J : Au bout du compte, on se rend compte que ce n'est pas du tout simple d'entrer en communication ou de parler de la même chose. C'est difficile d'être ensemble. On s'amuse à décortiquer ça.

 

 

Affirmation n°4.

La poésie, c'est quand on transforme quelque chose.

 

J : Notre travail consiste à prendre des choses existantes et à les faire se frôler pour qu'elles se transforment au contact l'une de l'autre, ce qui peut créer une forme de poésie.

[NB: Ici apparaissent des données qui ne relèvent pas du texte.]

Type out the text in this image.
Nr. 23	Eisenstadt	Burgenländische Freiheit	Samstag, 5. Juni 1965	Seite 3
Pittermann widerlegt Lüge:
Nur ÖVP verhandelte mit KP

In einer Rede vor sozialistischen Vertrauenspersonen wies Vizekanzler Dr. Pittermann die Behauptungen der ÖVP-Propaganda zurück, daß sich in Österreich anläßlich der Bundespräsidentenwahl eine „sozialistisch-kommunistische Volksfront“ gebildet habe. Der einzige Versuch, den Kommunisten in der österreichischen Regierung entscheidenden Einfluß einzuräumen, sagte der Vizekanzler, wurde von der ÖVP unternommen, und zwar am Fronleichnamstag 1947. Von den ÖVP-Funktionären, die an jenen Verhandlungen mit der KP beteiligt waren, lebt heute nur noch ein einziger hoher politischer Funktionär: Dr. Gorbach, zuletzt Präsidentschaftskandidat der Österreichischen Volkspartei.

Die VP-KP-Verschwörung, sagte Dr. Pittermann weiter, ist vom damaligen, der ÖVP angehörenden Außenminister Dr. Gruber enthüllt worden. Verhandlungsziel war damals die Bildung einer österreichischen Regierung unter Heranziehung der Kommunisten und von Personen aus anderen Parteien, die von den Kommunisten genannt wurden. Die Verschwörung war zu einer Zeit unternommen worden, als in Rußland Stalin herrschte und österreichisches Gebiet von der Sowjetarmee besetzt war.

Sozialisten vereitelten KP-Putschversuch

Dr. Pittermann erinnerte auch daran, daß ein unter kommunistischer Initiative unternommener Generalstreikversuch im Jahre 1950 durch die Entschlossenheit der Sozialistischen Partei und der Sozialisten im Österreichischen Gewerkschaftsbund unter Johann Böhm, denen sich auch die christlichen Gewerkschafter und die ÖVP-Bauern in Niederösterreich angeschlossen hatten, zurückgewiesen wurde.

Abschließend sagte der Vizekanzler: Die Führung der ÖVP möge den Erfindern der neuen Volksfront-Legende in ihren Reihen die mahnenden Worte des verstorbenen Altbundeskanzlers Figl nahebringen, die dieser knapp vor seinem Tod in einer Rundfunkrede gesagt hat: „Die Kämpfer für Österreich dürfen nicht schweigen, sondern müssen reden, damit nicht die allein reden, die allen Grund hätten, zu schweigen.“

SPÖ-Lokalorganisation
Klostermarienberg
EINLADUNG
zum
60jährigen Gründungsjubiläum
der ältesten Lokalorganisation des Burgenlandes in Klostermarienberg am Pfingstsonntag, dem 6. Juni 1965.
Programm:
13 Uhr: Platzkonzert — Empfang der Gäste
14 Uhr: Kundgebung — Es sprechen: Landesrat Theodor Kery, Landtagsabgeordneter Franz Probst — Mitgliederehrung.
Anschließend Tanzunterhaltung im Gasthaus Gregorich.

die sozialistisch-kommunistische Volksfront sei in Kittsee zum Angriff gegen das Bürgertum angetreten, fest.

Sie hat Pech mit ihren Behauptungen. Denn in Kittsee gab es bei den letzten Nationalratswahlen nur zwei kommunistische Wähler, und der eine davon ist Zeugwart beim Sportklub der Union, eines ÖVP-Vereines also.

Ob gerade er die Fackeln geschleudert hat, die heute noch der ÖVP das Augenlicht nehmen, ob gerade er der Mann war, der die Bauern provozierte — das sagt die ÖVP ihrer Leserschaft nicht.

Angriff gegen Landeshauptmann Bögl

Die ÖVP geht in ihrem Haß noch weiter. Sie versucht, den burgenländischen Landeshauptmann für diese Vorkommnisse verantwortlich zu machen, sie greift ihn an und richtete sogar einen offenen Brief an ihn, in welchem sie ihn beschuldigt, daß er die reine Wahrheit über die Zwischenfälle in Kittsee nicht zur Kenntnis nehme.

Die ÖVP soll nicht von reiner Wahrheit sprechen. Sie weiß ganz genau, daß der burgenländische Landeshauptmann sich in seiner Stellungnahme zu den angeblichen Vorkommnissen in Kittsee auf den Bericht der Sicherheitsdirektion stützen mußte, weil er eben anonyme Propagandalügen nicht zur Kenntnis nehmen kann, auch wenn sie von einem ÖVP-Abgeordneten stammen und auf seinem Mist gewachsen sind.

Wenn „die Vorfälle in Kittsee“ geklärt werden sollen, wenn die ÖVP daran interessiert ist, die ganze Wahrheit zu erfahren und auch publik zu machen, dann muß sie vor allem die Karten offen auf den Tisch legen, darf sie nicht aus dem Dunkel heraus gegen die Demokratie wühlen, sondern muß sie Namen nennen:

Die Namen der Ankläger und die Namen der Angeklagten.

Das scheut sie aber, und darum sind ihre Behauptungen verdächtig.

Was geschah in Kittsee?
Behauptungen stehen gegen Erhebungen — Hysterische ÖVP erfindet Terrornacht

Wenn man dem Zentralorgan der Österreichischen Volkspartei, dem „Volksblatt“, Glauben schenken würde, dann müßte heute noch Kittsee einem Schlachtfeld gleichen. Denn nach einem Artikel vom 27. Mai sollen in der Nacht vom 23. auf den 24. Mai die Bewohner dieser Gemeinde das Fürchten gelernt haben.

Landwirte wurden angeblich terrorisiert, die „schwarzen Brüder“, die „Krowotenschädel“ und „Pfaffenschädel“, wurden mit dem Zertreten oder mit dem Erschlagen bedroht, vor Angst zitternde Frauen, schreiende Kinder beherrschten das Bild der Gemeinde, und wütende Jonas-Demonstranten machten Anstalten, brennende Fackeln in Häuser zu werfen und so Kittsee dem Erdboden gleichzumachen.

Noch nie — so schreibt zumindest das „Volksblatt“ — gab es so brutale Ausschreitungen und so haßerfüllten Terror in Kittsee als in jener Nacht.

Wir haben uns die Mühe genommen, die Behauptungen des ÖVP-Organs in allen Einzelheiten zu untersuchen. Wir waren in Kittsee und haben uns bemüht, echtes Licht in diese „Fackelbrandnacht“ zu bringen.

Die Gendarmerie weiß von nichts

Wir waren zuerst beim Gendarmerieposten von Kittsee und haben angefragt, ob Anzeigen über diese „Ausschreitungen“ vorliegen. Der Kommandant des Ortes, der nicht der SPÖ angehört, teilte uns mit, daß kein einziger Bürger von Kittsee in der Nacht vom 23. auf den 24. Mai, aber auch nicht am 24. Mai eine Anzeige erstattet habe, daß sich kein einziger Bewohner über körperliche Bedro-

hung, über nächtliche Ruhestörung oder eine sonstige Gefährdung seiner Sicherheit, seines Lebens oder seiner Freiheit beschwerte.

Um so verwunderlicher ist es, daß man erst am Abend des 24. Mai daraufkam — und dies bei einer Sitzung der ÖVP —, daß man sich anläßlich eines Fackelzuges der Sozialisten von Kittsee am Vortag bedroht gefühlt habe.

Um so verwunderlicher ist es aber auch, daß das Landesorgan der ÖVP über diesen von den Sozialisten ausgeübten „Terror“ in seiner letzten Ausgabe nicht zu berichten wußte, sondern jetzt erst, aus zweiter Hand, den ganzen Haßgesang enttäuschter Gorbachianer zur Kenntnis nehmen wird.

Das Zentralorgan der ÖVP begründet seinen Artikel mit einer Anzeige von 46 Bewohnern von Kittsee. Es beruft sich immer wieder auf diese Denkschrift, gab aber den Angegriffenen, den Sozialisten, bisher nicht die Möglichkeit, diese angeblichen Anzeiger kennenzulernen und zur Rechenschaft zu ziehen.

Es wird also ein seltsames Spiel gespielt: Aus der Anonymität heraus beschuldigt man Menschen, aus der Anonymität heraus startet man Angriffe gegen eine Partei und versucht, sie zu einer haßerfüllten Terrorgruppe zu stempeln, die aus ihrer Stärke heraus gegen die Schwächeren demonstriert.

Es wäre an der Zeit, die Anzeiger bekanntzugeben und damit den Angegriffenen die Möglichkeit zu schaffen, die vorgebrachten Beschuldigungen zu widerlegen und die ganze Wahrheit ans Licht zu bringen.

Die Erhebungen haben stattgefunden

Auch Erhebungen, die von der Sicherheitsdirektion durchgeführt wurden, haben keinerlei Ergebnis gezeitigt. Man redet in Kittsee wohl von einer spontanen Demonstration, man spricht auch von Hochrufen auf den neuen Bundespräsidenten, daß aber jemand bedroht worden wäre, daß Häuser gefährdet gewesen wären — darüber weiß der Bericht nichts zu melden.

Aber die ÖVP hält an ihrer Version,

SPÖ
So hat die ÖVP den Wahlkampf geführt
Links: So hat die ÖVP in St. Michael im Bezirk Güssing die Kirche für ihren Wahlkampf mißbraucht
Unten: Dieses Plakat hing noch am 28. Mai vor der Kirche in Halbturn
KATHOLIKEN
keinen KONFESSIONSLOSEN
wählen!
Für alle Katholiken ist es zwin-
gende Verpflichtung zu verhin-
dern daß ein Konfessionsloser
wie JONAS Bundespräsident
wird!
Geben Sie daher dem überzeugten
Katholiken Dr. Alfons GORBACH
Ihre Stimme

E : C’est un processus qui se déroule dans la durée, étranger à l’idée qu’un projet commence puis se termine. Le Grand Tournoi par exemple se poursuit depuis trois ou quatre ans. Il prend des formes successives qui s'influencent les unes les autres au fur et à mesure, sans se répéter. C’est notre façon de fonctionner. Un contexte amène à une proposition qui va évoluer vers autre chose parce qu’on l’aura mise en œuvre dans un autre contexte, et ainsi de suite. Ça demande de constamment repenser, réassimiler, se re-confronter. On ne bénéficie pas du confort de l'objet qui se rôde et s'affine pour devenir bien lisse. On est toujours sur quelque chose qui jaillit à un moment donné, et qu’on remet en jeu à chaque fois.

J : La poésie surgit au moment où les choses se transforment, que ce soit quand on écrit ou dans les moments qu'on passe avec les gens. C'est peut-être le fait d'être ensemble et la manière dont on fait les choses qui génère de la poésie.